Farm Fresh North Carolina uncovers farm-to-fork gems
Farm Fresh North Carolina, the new guide to farms, restaurants, festivals, lodging, and more has earned a place in my glove compartment. For folks interested in sustainable living or Slow Food, it's an even better travel companion than the Road Food series.
Diane Daniel writes that while researching the book she:
kissed a llama, patted a giant hog, picked all types of berries, took a hayride out to a pumpkin patch, sipped on merlot while overlooking the grapevines, shopped at dozens of farmers' markets, watched sorghum being made, ...
and much more. She invites you to go beyond the Top 40 tourist experiences to find delights that are specific to our region. Memories of vacations spent at outlet malls can become a blur, but I bet you and your kids will remember walking an alpaca at Twelve Acre Academy or seeing the biggest birds on Earth at the BirdBrain Ostrich Ranch, birds that rancher Pat Roberts compares to dinosaurs.
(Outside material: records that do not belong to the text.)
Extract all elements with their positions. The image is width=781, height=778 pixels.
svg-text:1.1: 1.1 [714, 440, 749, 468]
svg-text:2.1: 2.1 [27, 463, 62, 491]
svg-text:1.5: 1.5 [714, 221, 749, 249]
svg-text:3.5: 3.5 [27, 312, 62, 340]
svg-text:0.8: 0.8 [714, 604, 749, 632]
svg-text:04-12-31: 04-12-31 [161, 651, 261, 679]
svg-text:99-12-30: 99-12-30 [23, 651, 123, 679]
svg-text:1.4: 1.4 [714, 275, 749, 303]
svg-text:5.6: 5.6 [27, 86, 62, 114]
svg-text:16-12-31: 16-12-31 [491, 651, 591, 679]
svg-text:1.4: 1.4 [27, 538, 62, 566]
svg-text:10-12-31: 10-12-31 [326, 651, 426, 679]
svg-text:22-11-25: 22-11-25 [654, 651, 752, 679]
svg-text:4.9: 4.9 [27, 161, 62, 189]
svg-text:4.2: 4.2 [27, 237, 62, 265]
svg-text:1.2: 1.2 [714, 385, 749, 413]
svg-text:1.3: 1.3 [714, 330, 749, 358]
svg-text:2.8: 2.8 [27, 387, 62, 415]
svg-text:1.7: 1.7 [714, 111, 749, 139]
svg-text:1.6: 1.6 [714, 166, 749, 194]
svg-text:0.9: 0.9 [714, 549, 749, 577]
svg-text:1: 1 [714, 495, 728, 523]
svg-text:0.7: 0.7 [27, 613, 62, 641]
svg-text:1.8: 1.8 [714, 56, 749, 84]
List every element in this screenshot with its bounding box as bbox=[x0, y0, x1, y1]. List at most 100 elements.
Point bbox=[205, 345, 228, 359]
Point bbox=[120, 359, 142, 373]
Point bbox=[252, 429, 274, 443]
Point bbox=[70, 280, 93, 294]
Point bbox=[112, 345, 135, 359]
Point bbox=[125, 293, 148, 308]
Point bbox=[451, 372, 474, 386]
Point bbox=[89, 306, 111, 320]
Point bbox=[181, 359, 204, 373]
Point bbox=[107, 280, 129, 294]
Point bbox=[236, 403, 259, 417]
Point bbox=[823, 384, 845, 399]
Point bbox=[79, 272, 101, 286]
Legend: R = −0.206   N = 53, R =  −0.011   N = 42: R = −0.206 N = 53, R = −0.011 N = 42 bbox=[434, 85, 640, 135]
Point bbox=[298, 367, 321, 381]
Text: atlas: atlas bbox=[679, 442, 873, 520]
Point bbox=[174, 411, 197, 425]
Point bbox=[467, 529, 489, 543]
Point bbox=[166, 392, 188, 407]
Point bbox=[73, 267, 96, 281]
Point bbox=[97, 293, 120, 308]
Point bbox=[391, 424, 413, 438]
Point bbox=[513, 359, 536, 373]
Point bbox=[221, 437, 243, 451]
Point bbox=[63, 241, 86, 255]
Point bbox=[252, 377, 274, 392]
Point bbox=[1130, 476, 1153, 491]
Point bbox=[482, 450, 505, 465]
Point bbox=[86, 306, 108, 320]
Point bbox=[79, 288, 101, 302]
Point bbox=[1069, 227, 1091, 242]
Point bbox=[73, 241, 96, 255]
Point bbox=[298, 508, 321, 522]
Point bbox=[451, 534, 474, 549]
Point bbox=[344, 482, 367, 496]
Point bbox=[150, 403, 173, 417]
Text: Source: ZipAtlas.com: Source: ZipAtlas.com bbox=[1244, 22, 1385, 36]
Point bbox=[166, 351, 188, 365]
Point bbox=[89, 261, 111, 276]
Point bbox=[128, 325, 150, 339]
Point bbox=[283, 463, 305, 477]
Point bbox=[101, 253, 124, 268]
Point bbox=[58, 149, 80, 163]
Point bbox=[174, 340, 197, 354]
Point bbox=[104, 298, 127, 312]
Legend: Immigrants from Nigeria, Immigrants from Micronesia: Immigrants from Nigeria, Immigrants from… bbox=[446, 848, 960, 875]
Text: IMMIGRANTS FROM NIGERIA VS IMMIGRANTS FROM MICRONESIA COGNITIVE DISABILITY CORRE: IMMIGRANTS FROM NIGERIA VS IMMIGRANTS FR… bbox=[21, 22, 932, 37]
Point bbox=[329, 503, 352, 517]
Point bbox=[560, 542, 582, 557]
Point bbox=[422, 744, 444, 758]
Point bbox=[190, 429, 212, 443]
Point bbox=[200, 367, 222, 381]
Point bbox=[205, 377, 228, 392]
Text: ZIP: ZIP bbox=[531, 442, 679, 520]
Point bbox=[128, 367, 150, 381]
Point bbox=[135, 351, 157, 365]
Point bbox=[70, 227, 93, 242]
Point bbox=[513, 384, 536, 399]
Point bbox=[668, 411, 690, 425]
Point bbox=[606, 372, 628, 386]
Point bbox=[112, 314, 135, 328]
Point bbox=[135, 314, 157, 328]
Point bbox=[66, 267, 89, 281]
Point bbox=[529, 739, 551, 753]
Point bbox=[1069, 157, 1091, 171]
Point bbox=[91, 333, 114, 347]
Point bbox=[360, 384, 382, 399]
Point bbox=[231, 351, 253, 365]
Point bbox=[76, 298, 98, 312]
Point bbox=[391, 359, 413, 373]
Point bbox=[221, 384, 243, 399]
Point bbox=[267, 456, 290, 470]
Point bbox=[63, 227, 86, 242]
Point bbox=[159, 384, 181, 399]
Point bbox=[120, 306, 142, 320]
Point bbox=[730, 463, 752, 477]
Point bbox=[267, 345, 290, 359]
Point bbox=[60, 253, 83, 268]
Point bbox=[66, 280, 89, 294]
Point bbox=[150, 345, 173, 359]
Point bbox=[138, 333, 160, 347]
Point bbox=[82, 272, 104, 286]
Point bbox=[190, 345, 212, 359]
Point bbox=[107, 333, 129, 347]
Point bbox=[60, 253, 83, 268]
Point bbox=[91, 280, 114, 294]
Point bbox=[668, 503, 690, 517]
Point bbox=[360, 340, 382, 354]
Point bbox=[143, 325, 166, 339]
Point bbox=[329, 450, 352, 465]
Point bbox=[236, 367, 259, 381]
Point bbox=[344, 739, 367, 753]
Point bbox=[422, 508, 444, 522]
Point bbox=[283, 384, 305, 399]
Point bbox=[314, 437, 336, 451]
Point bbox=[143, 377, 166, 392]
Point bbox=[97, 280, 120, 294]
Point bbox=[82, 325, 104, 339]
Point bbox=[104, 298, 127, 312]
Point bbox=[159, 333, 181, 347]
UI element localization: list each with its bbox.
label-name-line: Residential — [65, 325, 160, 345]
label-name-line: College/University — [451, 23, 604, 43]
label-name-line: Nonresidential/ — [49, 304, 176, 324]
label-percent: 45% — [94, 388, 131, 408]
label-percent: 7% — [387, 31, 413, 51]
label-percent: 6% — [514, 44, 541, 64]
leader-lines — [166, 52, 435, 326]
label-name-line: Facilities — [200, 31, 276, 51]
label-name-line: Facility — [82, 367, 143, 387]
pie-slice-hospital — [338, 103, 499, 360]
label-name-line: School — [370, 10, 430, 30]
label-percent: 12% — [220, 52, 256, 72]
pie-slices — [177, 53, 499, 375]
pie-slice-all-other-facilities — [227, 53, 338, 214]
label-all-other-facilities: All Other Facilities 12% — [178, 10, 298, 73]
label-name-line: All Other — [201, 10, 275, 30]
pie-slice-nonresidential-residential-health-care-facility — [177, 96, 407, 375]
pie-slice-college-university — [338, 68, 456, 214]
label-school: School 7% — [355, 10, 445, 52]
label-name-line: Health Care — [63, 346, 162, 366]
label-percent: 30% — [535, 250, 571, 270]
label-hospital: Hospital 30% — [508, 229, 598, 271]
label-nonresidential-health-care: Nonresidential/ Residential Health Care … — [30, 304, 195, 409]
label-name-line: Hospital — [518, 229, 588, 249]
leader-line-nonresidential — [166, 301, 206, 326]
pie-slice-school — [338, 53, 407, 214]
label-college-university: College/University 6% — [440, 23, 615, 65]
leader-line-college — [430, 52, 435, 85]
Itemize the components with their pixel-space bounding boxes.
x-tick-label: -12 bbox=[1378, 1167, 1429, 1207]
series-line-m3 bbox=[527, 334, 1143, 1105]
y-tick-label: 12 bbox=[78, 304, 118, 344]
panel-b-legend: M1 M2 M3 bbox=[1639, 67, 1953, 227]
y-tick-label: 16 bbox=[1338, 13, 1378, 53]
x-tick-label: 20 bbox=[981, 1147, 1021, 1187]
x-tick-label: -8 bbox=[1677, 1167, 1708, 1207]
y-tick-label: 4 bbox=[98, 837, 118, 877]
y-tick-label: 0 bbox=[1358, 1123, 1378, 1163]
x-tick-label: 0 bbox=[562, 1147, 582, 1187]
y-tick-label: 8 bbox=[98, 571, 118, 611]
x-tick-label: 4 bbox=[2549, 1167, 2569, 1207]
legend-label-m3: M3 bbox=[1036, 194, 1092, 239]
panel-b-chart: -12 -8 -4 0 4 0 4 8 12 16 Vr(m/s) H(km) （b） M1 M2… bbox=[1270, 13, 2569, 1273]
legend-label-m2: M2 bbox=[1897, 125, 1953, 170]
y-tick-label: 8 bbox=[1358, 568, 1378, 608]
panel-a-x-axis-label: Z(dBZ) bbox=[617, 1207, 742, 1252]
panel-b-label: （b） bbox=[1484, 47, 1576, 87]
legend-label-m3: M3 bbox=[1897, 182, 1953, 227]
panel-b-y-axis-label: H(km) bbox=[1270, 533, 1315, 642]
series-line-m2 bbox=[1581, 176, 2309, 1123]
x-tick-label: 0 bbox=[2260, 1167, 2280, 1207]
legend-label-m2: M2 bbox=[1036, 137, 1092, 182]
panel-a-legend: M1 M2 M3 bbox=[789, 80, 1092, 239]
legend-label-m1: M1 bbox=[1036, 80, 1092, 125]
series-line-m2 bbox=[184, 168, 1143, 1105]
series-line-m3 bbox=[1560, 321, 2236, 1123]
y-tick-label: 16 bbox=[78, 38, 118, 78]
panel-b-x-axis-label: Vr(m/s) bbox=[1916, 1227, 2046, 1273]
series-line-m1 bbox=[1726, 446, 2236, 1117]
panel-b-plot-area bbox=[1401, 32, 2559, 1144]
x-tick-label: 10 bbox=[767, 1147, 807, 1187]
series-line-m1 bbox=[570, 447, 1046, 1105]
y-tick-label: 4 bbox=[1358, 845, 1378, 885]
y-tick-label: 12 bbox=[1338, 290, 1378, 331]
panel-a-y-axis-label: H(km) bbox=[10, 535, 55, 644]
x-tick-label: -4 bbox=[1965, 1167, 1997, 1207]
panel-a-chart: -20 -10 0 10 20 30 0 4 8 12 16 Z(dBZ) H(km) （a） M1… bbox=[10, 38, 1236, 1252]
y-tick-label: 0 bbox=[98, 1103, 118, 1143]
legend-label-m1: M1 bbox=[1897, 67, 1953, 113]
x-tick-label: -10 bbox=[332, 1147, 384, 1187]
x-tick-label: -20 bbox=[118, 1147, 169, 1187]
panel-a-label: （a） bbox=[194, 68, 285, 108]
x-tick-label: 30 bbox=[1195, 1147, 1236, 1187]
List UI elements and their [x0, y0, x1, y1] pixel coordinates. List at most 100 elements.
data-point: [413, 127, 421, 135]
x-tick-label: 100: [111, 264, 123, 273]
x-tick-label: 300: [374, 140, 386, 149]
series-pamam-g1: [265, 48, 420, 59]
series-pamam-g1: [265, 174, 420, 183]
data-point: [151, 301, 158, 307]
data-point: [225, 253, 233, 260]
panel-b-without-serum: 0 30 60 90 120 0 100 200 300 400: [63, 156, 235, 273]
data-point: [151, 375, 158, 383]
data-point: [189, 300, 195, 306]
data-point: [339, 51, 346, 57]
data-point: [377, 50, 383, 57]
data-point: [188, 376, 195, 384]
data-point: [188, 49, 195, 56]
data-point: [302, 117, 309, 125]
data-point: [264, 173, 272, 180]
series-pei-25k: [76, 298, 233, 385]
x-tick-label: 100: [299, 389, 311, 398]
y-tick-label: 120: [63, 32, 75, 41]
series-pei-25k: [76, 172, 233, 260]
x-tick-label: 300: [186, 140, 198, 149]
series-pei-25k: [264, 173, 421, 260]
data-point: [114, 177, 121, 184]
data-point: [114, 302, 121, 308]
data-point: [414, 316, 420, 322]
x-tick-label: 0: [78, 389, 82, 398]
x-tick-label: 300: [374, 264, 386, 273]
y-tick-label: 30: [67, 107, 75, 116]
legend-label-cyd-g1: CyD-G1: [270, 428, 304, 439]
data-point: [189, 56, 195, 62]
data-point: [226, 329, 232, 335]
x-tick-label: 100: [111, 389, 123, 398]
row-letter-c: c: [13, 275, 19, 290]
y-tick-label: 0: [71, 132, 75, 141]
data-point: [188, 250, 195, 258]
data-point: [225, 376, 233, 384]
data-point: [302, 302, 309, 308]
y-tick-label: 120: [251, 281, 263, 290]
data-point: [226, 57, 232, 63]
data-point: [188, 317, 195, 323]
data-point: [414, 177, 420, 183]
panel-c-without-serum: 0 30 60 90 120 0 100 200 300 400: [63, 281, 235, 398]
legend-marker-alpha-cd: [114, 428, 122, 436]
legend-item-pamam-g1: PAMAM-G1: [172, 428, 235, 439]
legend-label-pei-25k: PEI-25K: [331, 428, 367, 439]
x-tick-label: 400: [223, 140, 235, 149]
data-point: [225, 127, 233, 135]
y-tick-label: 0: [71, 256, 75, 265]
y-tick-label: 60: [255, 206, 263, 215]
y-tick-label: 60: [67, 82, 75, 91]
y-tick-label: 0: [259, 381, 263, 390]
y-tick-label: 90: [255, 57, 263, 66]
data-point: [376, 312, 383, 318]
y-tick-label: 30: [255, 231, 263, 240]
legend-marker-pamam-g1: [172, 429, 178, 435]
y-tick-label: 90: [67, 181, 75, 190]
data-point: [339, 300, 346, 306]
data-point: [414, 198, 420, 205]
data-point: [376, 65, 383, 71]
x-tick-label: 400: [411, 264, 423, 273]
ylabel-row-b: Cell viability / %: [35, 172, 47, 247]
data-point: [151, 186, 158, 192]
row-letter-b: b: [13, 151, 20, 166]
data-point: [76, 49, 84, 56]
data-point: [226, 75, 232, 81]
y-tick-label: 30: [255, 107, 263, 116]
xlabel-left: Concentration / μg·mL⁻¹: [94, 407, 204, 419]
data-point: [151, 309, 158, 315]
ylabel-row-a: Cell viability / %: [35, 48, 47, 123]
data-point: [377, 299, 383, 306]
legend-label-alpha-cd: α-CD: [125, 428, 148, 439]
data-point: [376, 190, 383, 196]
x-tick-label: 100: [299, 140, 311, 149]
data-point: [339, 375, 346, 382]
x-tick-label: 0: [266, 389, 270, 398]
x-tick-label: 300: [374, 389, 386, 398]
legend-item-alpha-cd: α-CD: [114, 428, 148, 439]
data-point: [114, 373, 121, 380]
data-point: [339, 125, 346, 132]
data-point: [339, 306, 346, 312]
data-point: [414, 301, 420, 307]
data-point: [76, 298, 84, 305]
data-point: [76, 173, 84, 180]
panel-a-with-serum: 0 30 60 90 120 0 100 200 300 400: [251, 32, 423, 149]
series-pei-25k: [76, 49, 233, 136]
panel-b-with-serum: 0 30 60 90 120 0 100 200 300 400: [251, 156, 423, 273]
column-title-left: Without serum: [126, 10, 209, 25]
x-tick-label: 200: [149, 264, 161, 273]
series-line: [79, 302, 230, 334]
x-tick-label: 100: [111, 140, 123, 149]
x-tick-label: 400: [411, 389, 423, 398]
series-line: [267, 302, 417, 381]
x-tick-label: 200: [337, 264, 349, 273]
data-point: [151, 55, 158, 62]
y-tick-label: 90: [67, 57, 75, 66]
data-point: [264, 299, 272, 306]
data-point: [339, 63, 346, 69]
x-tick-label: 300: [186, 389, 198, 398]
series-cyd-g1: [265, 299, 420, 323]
You don't have to be a tourist or a kid to love Farm Fresh North Carolina. Diane shows the sustainable aspect to unexpected businesses. I visit Asheville often, but had never stopped by the French Broad Chocolate Lounge until I read this:
While cacao cannot be locally sourced, what a chocolatier puts inside a candy can be.... Their heavenly truffles are made with fruits, berries, honey, and eggs from area farms, along with herbs from their backyard garden.
The introduction to the Chocolate Lounge's liquid truffles was well worth the price of the book! I also enjoyed an upscale locavore lunch at Table. Farm Fresh recommends many of my old favorites, too: Early Girl Eatery, Mamacita's, and The Green Sage.
Farm Fresh North Carolina is even more useful on unfamiliar turf. It saved me from dinner at Taco Bell in rural North Carolina near Charlotte. I never would have left the main highway to go to tiny Spindale, home of the sophisticated and scrumptious M2 Restaurant.
But the book provides new perspective even in familiar territory. I never would have splurged on a birthday dinner at Herons without Diane's encouragement and without meeting Chef Scott Crawford and two of the farmers who supply his super-fresh, super-local ingredients at her book event at Quail Ridge Books. That's locavore food with the art and innuendo of a Christopher Nolan film. Farm Fresh doesn't always mean down home.
Treat yourself to Farm Fresh North Carolina if you plan to spend any time in North Carolina and get a copy for any grads, newcomers, or old-timers who might do the same. They're sure to find new delights, whether looking for mushrooms or Christmas trees, four-star restaurants or farm stands.